I think I reacted more visibly than I had the first time I heard her say “goy.”

“Okay, not fair,” she said. “He’s a child in every way except genitally, and therefore deserving of a little mercy.”

She struck a declamatory pose.

“Hath not a horny little deflowering prick an organ ill-matched to his underdeveloped brain? If you prick a horny little deflowering prick, does he not bleed?”

She laughed, but it sounded hollow to me.

“Thrashing around in the ethical void of primordial chaos before. . . Sorry: like I’m trying to conceal my harshness behind a biblical cover. Not your cup of tea.”
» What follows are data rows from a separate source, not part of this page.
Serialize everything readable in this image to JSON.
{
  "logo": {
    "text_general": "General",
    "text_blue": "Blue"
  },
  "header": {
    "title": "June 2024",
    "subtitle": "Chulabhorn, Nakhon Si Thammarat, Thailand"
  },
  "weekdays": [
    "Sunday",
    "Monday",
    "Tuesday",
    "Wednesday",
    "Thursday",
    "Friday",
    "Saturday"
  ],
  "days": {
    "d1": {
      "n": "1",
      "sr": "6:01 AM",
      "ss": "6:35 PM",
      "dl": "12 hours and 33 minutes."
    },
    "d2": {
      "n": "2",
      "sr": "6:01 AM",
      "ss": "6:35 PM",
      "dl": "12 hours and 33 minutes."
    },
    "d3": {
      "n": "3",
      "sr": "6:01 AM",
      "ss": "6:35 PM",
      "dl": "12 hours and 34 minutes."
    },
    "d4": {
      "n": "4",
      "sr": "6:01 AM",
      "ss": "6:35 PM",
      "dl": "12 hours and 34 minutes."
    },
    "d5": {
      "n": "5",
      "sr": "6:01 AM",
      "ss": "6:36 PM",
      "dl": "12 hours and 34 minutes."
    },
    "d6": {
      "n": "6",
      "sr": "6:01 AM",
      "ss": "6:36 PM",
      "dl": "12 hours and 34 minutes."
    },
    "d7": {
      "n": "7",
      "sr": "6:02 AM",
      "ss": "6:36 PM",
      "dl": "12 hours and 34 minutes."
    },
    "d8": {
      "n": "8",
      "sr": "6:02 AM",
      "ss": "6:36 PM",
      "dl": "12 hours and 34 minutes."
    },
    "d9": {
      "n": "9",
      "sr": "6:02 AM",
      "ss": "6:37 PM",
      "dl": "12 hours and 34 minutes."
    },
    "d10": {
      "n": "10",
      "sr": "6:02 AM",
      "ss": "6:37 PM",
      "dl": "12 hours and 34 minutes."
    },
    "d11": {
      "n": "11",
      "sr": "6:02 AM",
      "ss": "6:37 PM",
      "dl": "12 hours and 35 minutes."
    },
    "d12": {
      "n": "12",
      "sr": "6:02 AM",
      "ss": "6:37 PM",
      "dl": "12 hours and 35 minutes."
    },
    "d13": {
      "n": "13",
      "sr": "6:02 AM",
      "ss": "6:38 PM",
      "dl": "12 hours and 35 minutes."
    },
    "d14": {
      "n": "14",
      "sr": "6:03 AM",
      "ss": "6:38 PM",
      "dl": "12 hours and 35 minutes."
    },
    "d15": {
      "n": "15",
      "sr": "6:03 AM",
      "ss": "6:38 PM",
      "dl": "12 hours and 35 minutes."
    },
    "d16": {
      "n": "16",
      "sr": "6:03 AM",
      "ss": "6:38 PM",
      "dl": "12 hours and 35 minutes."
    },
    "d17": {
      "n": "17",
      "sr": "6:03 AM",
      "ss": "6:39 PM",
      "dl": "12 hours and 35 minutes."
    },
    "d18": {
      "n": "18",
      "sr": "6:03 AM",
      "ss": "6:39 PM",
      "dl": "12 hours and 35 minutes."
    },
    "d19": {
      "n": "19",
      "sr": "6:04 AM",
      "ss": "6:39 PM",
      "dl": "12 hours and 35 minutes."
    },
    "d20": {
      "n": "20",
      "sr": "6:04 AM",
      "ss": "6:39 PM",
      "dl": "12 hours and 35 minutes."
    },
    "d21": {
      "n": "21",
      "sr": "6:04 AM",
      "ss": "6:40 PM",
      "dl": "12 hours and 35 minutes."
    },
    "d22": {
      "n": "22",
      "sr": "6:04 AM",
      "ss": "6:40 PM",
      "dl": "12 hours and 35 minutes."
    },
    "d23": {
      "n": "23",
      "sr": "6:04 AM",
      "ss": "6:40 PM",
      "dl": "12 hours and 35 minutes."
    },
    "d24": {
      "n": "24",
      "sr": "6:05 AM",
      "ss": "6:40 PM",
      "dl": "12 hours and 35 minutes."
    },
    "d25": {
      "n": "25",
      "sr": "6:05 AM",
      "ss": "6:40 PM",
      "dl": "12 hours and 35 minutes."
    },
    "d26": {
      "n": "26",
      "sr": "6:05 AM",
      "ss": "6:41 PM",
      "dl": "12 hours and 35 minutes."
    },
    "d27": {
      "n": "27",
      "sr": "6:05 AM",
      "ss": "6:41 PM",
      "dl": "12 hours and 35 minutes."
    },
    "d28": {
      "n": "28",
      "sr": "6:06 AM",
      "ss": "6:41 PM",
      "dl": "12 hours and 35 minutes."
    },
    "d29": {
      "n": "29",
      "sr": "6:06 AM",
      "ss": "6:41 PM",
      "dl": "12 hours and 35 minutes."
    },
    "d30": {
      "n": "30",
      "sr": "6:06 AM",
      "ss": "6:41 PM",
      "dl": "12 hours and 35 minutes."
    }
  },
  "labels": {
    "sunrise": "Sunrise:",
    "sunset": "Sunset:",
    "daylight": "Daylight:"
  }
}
A strange remark, since Ruth had to know I’d always enjoyed hearing that kind of stuff from her.

“How do young men thrash their way out of that? I mean when they do, since a lot of them don’t. How did you thrash your way out? Did you used to be like that little fucker?”           

The next time I asked about Hannah, my questions were in hushed tones. But they were few because Ruth wanted to do all the talking. Hannah had taken advantage of her father’s week-long absence in order to attend back-to-back conferences on the other side of the country. She had spent even more time with her boyfriend, especially late at night. Ruth had spoken to Joel on the phone and he asked her to wait until he came back. They would handle it together.

But Ruth didn’t wait to prohibit Hannah from seeing the boy. Hannah sneaked out after midnight in Joel’s car, which he and Ruth hadn’t known their daughter could drive.

“The accident’s not your fault,” I’d said at the time, intending to list other necessary conditions. “Hannah chose—”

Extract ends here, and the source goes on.